5.8.05
a Europa cristã
Ana Vicente publica hoje no "Público" um texto interessante e pertinente. Chama-se "Os melhores alunos do cristianismo" e fala sobre a Europa. Essa Europa que continuamos a ouvir dizer ser necessário "recristianizar". Recristianiquê? A verdade é que a Europa é dos melhores sítios para se viver hoje. E é-o, como diz Ana Vicente porque os valores cristãos impregnaram na nossa cultura:
"(...)as populações que vivem na Europa, quer o reconheçam ou não, foram beber nos Evangelhos os seus valores mais preciosos: a liberdade, a igualdade, a fraternidade, a justiça, a paz. É por isso que podemos afirmar, sem qualquer hesitação, que a Europa nunca foi tão cristã como agora.»

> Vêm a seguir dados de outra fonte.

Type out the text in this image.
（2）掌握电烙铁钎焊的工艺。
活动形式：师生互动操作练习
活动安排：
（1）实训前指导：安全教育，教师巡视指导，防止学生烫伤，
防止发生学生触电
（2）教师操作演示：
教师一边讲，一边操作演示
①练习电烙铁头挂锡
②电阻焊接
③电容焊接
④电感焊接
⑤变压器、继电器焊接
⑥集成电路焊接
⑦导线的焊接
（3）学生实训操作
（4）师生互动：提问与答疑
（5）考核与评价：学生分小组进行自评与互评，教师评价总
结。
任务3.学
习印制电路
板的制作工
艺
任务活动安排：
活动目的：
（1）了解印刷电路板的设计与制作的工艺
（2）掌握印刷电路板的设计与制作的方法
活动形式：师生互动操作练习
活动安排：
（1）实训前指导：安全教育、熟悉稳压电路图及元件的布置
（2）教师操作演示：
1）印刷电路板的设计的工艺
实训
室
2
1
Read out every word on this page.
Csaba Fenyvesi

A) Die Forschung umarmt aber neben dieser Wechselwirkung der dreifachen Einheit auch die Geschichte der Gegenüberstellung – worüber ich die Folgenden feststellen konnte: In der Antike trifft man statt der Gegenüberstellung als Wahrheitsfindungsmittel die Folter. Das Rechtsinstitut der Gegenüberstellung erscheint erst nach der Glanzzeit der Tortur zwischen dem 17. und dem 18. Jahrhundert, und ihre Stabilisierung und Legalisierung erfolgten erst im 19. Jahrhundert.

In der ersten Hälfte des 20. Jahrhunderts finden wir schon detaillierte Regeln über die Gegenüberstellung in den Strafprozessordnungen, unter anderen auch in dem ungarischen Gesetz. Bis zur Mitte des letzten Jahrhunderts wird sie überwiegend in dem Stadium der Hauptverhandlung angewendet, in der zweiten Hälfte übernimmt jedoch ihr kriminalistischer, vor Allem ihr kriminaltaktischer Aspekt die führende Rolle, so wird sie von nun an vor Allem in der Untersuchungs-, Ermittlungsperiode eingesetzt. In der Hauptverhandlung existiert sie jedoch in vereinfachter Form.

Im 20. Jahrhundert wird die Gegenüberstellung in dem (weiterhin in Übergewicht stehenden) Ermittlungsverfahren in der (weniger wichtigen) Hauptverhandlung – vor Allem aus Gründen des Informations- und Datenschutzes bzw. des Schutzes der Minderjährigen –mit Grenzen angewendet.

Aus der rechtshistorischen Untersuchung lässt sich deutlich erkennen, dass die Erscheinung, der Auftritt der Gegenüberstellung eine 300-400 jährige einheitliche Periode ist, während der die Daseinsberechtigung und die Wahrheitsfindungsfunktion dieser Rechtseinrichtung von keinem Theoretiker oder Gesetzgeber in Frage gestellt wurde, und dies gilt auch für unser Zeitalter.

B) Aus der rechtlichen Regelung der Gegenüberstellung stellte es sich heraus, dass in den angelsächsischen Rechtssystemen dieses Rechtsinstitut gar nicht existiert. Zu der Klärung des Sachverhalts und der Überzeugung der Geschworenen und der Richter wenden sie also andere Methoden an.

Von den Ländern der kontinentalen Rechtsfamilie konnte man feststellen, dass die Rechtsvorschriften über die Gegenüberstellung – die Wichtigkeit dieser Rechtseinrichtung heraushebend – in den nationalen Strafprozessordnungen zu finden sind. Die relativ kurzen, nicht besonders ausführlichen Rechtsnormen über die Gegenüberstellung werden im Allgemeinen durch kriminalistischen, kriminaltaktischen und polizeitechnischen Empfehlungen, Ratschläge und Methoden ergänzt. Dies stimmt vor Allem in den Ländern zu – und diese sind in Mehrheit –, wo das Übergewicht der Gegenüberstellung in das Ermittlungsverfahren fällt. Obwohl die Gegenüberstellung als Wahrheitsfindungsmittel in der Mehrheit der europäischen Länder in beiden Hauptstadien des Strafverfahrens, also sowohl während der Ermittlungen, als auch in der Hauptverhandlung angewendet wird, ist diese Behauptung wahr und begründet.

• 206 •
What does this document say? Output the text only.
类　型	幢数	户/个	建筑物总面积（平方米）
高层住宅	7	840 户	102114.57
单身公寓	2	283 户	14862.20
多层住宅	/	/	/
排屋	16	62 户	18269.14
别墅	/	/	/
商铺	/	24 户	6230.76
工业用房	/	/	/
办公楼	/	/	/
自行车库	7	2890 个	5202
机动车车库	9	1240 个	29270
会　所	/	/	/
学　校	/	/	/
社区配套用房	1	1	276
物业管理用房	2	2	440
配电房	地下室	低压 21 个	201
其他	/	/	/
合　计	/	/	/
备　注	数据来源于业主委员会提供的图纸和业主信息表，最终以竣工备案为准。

O "re" de "recristianizar" é particularmente absurdo. Alguém pretende voltar ao passado? A qual? Ana Vicente recordo os "bons velhos tempos" da nossa Europa católica:
«Milhões de europeus, entre os quais eu me incluo, viveram outros tempos mais sombrios e têm memória. Será que a Europa era mais cristã quando admitia a pena capital? Quando não considerava as crianças como pessoas, sujeitos de direitos? Quando as legislações discriminavam as mulheres, na família, no trabalho e na vida social e política, por serem mulheres? Quando não havia sistemas de segurança social, deixando os desempregados e os mais velhos na mais completa miséria? Quando não havia liberdade de expressão? Quando o método para resolver os conflitos era o recurso à guerra? Quando existiam os gulags e os campos de extermínio? Quando havia elevadíssimas taxas de analfabetismo? Quando homens e mulheres podiam ser legalmente hostilizados e até encarcerados, porque eram homossexuais? Quando os filhos nascidos fora do casamento eram discriminados na herança e impedidos de entrar para o Seminário? Onde em muitos países europeus havia sistemas políticos ditatoriais de direita ou de esquerda, que atentavam gravemente contra os direitos humanos? Onde não havia leis de trabalho, permitindo, assim, a mais abjecta exploração de crianças e de adultos, quanto a condições e a salários?»

Não há nada mais relativizador do que alguém a querer tornar absoluto aquilo que o não é. E há muita coisa que ainda é demasiado absoluta na nossa Igreja. Para o cristão só Deus é absoluto. O resto "é vaidade e vento que passa":
«Cada vez mais os cristãos europeus, católicos, ou de outras comunidades cristãs, como seres pensantes, sabem em que consiste a essência da sua fé, o maior dos mandamentos: "Amai-vos uns aos outros como eu vos amei." Por isso não entendem, ignoram ou lamentam, a insistência em normas eivadas pela sedimentação do tempo, por parte do Vaticano, com toda a relatividade que isso implica.
Sabem que o que é importante é serem responsáveis pelo nascimento e pelo cuidado dos seus filhos, ao longo da vida e que todos os métodos contraceptivos, quaisquer que eles sejam "iludem a natureza". Por isso os utilizam em total boa consciência. Sabem que é obrigatório, por imperativo moral, ajudar a diminuir a incidência do HIV-sida recorrendo, também, à promoção do uso do preservativo, não como remédio milagroso, mas como parte importante de uma política de prevenção. Sabem que a exclusão das mulheres dos ministérios ordenados é uma contradição gritante face ao valor da igual dignidade de todos os seres humanos, criados por Deus. Sabem que o casamento não é incompatível com o serviço do próximo, ou seja não percebem qual a mais valia da imposição do celibato obrigatório aos padres católicos. Sabem, ainda, que um processo participativo na escolha das autoridades civis ou religiosas é sinal de maturidade e civilização.
É este o desafio que a instituição Igreja Católica tem que enfrentar. Ao fazer acusações de relativismo moral, e mostrar descontentamento connosco, não estará esta a afastar precisamente os seus filhos mais obedientes, aqueles que concretizaram com alguma perfeição a mensagem evangélica embora, em muitos aspectos, com grandes falhas? São antes estes que estão a rejeitar o relativismo moral, na verdadeira acepção da palavra. Como bons alunos que são, sabem que na vida terrena nada jamais está adquirido, e que é sempre necessário procurar fazer mais e melhor. Por isso, não aceitam pôr em causa os valores que, em aliança com os seus irmãos de todas as confissões (ou de nenhuma), com tanto esforço, conseguiram transpor para o seu dia-a-dia. Valores que conseguiram integrar nas instituições políticas e sociais europeias, tendo em vista a dignidade terrena de milhões de pessoas.